Shares of Coach (NYSE:COH) took it on the chin Wednesday to the tune of about 16% after the company announced its fiscal second-quarter results. And from a technical point of view, yesterday’s price action in the stock did some damage to the chart.
From a longer-term point of view, Coach has been fighting an uphill battle ever since it topped out in the first quarter of 2012. If we see the weekly chart of the stock, looking back to 2010, note the steep uptrend that eventually ended in a final push higher into early 2012 before things turned sour. This peak now also represents the head in a massive multiyear head-and-shoulders pattern.
Given the duration over which this pattern has been building, I am forced to be more approximate regarding the neckline of this formation (red horizontal), so I am calling it to be around the $52 mark.
Classically, if and when a neckline gets broken to the downside after forming the right shoulder (which was the case yesterday), chart analysts will start measuring an ultimate potential downside target from the pattern. The way one arrives at this target is by measuring the distance from the top of the head down to the neckline and then subtracting that number from the neckline. If we do this on the chart of COH, we arrive at a price target of roughly $27.

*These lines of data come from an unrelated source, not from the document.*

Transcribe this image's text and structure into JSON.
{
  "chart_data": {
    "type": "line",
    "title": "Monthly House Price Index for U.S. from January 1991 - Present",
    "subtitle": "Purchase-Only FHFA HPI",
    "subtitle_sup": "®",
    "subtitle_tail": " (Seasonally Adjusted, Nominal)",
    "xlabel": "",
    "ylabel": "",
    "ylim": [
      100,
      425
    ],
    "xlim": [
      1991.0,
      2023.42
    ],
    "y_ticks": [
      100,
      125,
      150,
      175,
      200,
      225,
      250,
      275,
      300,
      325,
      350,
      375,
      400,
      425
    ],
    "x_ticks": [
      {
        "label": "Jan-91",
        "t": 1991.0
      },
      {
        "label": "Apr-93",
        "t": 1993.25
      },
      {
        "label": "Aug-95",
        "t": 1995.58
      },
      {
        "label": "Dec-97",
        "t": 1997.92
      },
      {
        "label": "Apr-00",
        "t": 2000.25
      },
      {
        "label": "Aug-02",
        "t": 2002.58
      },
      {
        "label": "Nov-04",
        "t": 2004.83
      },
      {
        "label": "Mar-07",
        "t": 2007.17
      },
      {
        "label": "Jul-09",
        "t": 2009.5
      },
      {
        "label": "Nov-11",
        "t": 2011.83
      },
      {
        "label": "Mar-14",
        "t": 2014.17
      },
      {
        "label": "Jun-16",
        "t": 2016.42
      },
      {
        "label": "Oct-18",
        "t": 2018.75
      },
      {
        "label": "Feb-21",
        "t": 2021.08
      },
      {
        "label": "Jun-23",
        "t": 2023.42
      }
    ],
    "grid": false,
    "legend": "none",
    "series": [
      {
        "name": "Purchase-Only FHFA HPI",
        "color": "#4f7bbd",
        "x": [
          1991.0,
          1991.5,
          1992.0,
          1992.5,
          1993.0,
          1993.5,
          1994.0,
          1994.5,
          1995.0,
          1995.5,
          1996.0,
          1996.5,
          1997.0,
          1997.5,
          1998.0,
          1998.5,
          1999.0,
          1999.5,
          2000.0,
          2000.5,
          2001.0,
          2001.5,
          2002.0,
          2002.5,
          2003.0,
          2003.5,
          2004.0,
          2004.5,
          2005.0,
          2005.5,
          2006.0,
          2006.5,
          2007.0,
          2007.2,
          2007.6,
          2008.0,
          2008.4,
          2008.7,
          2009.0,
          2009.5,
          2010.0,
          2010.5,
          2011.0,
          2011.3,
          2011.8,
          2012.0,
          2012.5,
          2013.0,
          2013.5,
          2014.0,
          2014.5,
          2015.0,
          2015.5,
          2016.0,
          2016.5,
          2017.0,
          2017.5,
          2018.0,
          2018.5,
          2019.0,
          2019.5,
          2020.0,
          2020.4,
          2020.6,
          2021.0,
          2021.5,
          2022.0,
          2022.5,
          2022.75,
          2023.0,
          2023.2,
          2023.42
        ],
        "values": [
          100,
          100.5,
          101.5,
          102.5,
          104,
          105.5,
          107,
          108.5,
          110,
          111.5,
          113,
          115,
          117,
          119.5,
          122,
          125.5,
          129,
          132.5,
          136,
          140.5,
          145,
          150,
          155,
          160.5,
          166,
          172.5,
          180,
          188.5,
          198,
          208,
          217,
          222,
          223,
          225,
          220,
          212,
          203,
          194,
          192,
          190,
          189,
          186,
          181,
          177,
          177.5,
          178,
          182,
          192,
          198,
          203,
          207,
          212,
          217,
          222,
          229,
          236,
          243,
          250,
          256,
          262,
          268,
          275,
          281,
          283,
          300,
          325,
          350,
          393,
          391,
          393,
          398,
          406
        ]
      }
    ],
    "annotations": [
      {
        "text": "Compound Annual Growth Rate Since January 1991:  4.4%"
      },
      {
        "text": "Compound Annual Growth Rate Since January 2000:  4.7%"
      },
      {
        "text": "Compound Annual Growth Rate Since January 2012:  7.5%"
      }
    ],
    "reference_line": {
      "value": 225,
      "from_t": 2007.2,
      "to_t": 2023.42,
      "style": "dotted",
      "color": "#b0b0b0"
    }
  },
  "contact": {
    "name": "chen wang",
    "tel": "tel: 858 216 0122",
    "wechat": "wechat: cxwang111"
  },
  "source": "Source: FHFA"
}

Again, given the duration it took for the stock to develop the head-and-shoulders pattern, it might not necessarily be the highest-probability trade to short the stock all the way down to $27. Taking a good 10% out of the stock on the downside, however, looks good now that the H&S pattern has triggered by the stock breaking below its neckline.
The new year started off well for Coach, which tagged along nicely with the broader market. However, Wednesday’s gap-down below the stock’s December lows was a game-changer, as it took the stock down to levels not seen since August 2012.
A little closer up on the chart, note the trading channel in which the stock had been bouncing since August 2012. Yesterday’s trading action slammed COH right out of this channel, thus also causing significant technical damage on the nearer-term time frame.
The low from August 2012 might serve as a next immediate-term target; however, given yesterday’s triggering of the longer-term head-and-shoulders, the 2011 lows in the mid-$40s serves as a better target for now.